The SPIR Skills Matrix is the range of academic and transferable skills, competencies or attributes SPIR students have, or need to develop.

The information given here sets these skills in the context of your current learning and activities. It will give you an idea on how to further hone these skills and also how to discuss them with potential employers.

The SPIR Skills Matrix is not an exhaustive list of all the aptitudes our graduates possess, but rather an indication of some of the most useful skills Politics and IR students will need when moving from education to the workplace.

The key skill areas for SPIR Students are:

Information Technology
Analytical and Research

When you are reflecting on your skills, try to consider:

What the skill actually is

eg. Verbal Communication Skills: being able to talk clearly in person and on the phone, and to both individuals and groups. Making yourself understood and being able to clearly articulate your views and ideas – also, being able to listen actively and attentively to others.

How you might have already developed this skill

eg. Verbal Communication Skills: You will have already have had experience of this in your seminars when you have contributed to discussions or debated an issue. You might also be a member of a club or society and had to join in meetings about activities, or have to communicate well verbally in a paid job e.g. taking drinks orders behind a bar

How you could develop this further

eg. Verbal Communication Skills: Using the phone for professional purposes isn’t something that many graduates have had experience of, so it pays to practice by seeking out opportunities to call someone rather than text for example. Also, make an effort to speak up in seminars if you are usually quiet.

Why do I need this for the workplace? / For which jobs?

eg. Verbal Communication Skills: almost all careers require excellent verbal communication skills, whether you are meeting clients or colleagues to discuss a project, briefing staff on an issue or conducting research interviews and focus groups. Verbal communication skills are especially important if you are going into teaching / academia, communications, public affairs and lobbying or campaigning roles.

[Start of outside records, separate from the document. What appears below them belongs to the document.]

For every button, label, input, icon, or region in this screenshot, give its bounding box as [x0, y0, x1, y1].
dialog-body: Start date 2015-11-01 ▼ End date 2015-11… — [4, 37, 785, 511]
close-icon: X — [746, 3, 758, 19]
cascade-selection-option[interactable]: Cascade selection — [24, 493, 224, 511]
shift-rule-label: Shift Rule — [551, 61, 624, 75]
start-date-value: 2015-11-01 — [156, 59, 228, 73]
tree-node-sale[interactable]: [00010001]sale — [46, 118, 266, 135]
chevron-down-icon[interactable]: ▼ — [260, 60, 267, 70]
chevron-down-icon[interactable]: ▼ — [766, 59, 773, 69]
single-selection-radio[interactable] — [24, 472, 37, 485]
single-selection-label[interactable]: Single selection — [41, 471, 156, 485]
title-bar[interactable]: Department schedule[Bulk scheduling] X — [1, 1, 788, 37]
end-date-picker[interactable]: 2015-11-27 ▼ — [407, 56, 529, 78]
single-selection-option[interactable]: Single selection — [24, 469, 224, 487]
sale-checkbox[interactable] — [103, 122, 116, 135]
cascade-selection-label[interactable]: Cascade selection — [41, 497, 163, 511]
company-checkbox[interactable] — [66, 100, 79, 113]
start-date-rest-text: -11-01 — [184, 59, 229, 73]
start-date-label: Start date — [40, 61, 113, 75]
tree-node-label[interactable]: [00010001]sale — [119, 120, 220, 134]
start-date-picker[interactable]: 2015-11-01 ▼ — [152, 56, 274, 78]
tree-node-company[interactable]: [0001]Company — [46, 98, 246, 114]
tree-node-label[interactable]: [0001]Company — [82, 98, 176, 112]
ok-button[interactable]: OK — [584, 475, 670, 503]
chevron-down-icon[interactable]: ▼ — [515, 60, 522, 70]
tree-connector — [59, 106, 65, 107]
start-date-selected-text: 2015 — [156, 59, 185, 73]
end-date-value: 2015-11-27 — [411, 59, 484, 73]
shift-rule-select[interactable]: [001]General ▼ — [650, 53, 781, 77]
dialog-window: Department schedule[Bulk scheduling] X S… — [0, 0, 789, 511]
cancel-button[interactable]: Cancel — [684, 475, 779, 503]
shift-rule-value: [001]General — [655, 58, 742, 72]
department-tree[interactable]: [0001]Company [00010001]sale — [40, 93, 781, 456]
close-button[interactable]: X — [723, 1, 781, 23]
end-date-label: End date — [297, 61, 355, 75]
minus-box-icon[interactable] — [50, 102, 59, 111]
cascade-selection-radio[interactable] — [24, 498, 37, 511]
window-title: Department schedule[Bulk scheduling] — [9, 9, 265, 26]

How to articulate it to an employer / Questions you might be asked

eg. Verbal Communication Skills

On your CV: “As a waitress in an Italian restaurant I have had to develop excellent verbal communication skills to ensure that I take orders correctly, understand any particular requirements or requests from customers and resolve any issues politely and quickly.”

At interview: “Can you give me an example of a time when you have had to verbally brief a group of people on an issue or seek their views?”